Traficanti retired last year from state court administration and headed to
Armenia, where he led a World Bank project to modernize court operations
there. He experienced court administration on a shoe-string. The annual
budget for the entire Republic of Armenia — the whole government, not just
the courts — is about half of the New York court system’s.

“They are struggling to build a good democracy, a strong democracy, and
included in that is a good court system,” Traficanti said. “There are very
difficult hurdles, especially in terms of resources. The budget of the New
York state court system is about $1.2 billion. The budget for the entire
Republic of Armenia is a little over $500 million.”

This week, nine of the Armenian court officials with whom Traficanti worked
came to New York State, thanks to a grant from the U.S. Agency for
International Development and logistical support from the New York State
Judicial Institute in White Plains, N.Y. On August 1, they spent the day
with court administrators at the institute. On August 2, they took a road
trip to Albany. Before returning to Armenia on August 6, the delegation
planned to tour the commercial and criminal courts in Manhattan.

At the Capitol, the group received a brief civics lesson from John R.
Watson, counsel to Lieutenant Governor Mary O. Donohue, on the workings of a
two-house legislature.

LESSONS FOR NEW YORK

But the visitors were mainly interested in the structure of the courts, both
from a hierarchical standpoint and from the perspective of day-to-day
operations. Structurally, Traficanti said, the system that evolved after
Armenia won its independence 12 years ago offers much for New York to
imitate.

“The structure of their court system is what we should have in New York — a
court of first instance, an appellate court and a high court, and that’s
it,” Traficanti said.

Arsen Lazarian, a representative of the Armenian chief judicial officer,
said through an interpreter, that as a rule, there is not much difference
between the courts of his country and New York — except that in Armenia
there is more centralization.

“Here the structure is more decentralized,” Lazarian said. “But we must
take into consideration how small is our country and how big is New York
State. We have only 21 courts, so centralized management is more easy.”

Arman Khachatryan, director of the Republic of Armenia Council of Court
Chairmen — a judicial training center — said training methods employed in
Armenia were borrowed from the National Judicial College in Reno, Nev. But
he is also picking up tips from the New York Judicial Training Institute.

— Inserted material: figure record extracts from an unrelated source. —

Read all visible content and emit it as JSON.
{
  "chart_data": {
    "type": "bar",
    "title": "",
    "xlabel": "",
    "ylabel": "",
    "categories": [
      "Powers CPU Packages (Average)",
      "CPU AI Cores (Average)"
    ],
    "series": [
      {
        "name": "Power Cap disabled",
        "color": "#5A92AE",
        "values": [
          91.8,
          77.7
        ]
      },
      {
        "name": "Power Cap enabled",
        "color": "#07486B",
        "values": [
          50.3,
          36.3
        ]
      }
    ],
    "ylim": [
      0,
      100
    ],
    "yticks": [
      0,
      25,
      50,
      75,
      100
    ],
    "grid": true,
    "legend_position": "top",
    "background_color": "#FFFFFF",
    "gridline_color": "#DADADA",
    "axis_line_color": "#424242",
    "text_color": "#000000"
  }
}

“I can see that we have to do more work,” Khachatryan said, partially in
English and partially through a translator. “This is one of the benefits, to
see how it is implemented, court management in this state. We hope after our
return we can organize the training of the staff to try to use the
experience, our American experience, for the modernization of the Armenian
courts.”

The delegation included representatives of four groups: three pilot courts,
the Court of Appeals for Military and Criminal Matters, the Community First
Instance Court and the Economic Court, which is similar to New York’s
commercial courts. Also included were representatives of the Armenian
Council of Court Chairmen, a court-system administrative agency.

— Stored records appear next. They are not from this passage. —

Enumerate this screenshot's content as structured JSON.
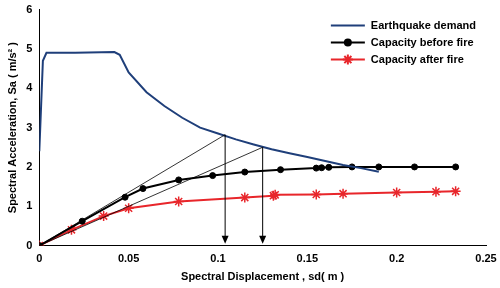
{
  "chart_data": {
    "type": "line",
    "x_label": "Spectral Displacement , sd( m )",
    "y_label": "Spectral Acceleration, Sa ( m/s² )",
    "xlim": [
      0,
      0.25
    ],
    "xticks": [
      0,
      0.05,
      0.1,
      0.15,
      0.2,
      0.25
    ],
    "ylim": [
      0,
      6
    ],
    "yticks": [
      0,
      1,
      2,
      3,
      4,
      5,
      6
    ],
    "grid": false,
    "legend": "upper right",
    "series": [
      {
        "name": "Earthquake demand",
        "color": "#1f3f7a",
        "marker": "none",
        "line_style": "solid",
        "x": [
          0,
          0.002,
          0.004,
          0.02,
          0.042,
          0.045,
          0.05,
          0.06,
          0.07,
          0.08,
          0.09,
          0.1,
          0.11,
          0.12,
          0.13,
          0.14,
          0.15,
          0.16,
          0.17,
          0.18,
          0.19
        ],
        "values": [
          2.4,
          4.7,
          4.9,
          4.9,
          4.92,
          4.85,
          4.4,
          3.9,
          3.55,
          3.25,
          3.0,
          2.85,
          2.7,
          2.57,
          2.45,
          2.35,
          2.25,
          2.15,
          2.05,
          1.97,
          1.88
        ]
      },
      {
        "name": "Capacity before fire",
        "color": "#000000",
        "marker": "circle",
        "line_style": "solid",
        "x": [
          0,
          0.024,
          0.048,
          0.058,
          0.078,
          0.097,
          0.115,
          0.135,
          0.155,
          0.158,
          0.162,
          0.175,
          0.19,
          0.21,
          0.233
        ],
        "values": [
          0,
          0.62,
          1.23,
          1.45,
          1.67,
          1.78,
          1.87,
          1.93,
          1.97,
          1.98,
          1.99,
          2.0,
          2.0,
          2.0,
          2.0
        ]
      },
      {
        "name": "Capacity after fire",
        "color": "#e8262b",
        "marker": "star",
        "line_style": "solid",
        "x": [
          0,
          0.018,
          0.036,
          0.05,
          0.078,
          0.115,
          0.131,
          0.132,
          0.155,
          0.17,
          0.2,
          0.222,
          0.233
        ],
        "values": [
          0,
          0.4,
          0.75,
          0.95,
          1.12,
          1.22,
          1.27,
          1.29,
          1.3,
          1.32,
          1.35,
          1.37,
          1.38
        ]
      }
    ],
    "reference_lines": [
      {
        "x": [
          0,
          0.104
        ],
        "y": [
          0,
          2.82
        ]
      },
      {
        "x": [
          0,
          0.125
        ],
        "y": [
          0,
          2.5
        ]
      }
    ],
    "arrows": [
      {
        "x": 0.104,
        "y": [
          2.82,
          0.05
        ]
      },
      {
        "x": 0.125,
        "y": [
          2.5,
          0.05
        ]
      }
    ]
  }
}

Traficanti’s participation in the project began with a World Bank rule of
law project administered by DPK Consulting, a California-based business
consultancy. DPK is working with a local Armenian partner, Ameria
Consulting, to re-engineer courts in the capital city of Yerevan. The
structural form that evolves is expected to be replicated nationwide.

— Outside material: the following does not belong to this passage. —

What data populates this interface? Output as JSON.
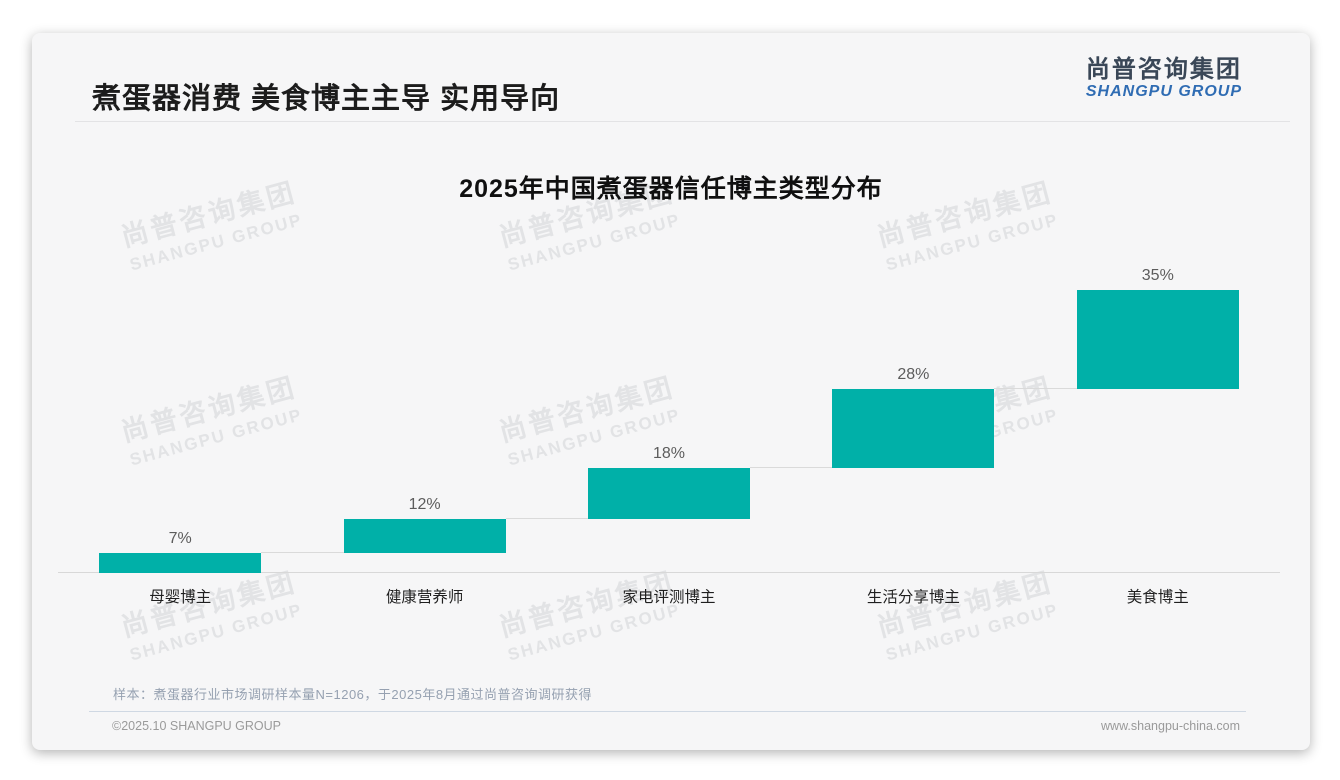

Karine Nikoghosyan, management advisory services assistant for Ameria, said
she hopes to harvest from this trip some of New York’s technical
innovations. She said the courts in Armenia have a long road to travel in
terms of achieving technological parity.

“It is rather interesting,” Nikoghosyan said of the court system’s use of
even such basic technology as electronic recording of proceedings. “We do
not have that much automation.”

A similar but more extensive court modernization project is under way in
Macedonia, and Traficanti hopes to take part in that effort as well.